In TBB, when timing the different parallel portions of the code, some anomalies could be noticed. The initial division of the total subset InitialSplitter into two subsets using tbb::parallel_for() takes almost as long as the entire runtime of the corresponding OpenMP version and this time does not vary when a different number of threads are used. This is strange as a significant speedup can be noticed when timing inside the InitialSplitter-object that is passed on as argument to tbb::parallel_for(). The for-loop which is iterated in the InitialSplitters' operator()-method shows a speedup that is expected when the number of threads are increased.

I think it is very strange that a single tbb::parallel_for() - such as for example the one in the initialization taking an InitialSplitter instance - takes as long as the entire OpenMP implementation to run. I also think it is quite strange that when timing around the tbb::parallel_for() no speedup can be observed, whilst timing inside the InitialSplitters-operator() a near-linear speedup can be observed...

Is there anyone out here who can help me out !?

Thanks in advance!


Solution

  • I have a few comments that you might find useful.

    In general I try to avoid accessing the thread number directly (thread_id). Instead of defining arrays with a size equal to the number of threads you should define your variables in the parallel block (this automatically makes them private). Then instead of looping over the number of threads after the parallel block you should use an atomic, critical, or single approach (I'm not sure which is best here). Something like this.

    Point* farthestPoint;
    //int distance = *distance_sub[0];  //is this a bug shouldn't distance be a double?
    double distance = 0
    #pragma omp parallel private
    {
        Point farthest_sub = input[0];
        double distance_sub = 0;
         #pragma omp for nowait
         for (int index = 1; index < input.size(); index++){
         // for loop code
         }
         #pragma omp critical 
         {        
             if (distance < distance_sub){
                farthestPoint = farthest_sub;
             }
         }
         #pragma omp barrier 
         //next part of code 
    }
    

    One problem you might have now is false sharing.
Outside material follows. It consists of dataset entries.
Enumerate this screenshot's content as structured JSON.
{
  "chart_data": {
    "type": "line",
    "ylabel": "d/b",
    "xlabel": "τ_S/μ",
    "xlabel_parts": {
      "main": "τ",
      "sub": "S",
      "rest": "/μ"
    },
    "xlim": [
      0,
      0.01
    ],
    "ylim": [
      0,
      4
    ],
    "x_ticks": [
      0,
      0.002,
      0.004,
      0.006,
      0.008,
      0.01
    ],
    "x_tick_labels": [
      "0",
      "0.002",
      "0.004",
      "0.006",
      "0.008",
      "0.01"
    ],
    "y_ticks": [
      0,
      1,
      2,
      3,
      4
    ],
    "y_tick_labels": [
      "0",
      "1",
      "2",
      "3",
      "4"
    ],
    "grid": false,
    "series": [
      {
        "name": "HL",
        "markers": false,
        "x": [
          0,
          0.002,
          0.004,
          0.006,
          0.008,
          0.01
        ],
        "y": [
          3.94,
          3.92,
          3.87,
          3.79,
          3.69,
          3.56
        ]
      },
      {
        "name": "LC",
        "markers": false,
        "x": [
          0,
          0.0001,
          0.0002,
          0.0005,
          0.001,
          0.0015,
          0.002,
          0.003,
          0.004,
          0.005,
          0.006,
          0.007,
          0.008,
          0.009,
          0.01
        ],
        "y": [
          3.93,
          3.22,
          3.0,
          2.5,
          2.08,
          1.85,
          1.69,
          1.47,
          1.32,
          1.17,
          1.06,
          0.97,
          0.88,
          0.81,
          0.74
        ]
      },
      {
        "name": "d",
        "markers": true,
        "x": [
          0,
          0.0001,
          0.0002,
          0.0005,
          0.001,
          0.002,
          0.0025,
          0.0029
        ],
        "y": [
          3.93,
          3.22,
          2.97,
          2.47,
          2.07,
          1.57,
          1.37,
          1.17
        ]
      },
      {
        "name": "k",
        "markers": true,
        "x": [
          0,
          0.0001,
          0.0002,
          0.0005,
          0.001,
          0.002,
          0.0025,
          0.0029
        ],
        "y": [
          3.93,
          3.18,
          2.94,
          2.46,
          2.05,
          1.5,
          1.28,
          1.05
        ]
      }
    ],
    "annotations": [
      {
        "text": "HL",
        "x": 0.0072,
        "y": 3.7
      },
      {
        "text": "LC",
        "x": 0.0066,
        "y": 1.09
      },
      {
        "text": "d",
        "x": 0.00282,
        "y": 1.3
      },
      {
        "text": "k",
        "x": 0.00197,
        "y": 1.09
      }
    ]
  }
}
Each thread is trying to write to arrays in the same cache line (e.g. in the array distance_sub[num_threads]). I'm not sure what OpenMP does when you declare the values inside the the parallel block but I suspect that it's more likely to allocate the values to avoid false sharing.

    Another comment you, should try and avoid calling OpenMP so many times, especially on a small number of elements. There is an overhead with OpenMP. I would try and get as much in one parallel block as possible using a barrier or whatever.

    Also, in your code you have int distance = *distance_sub[0] is this a bug? Shouldn't distance be a double?

    Lastly, a pedantic point. I doubt you have 8 cores. You probably have 4 cores and 8 hardware threads due to Intel hyper threading. The distinction can be important.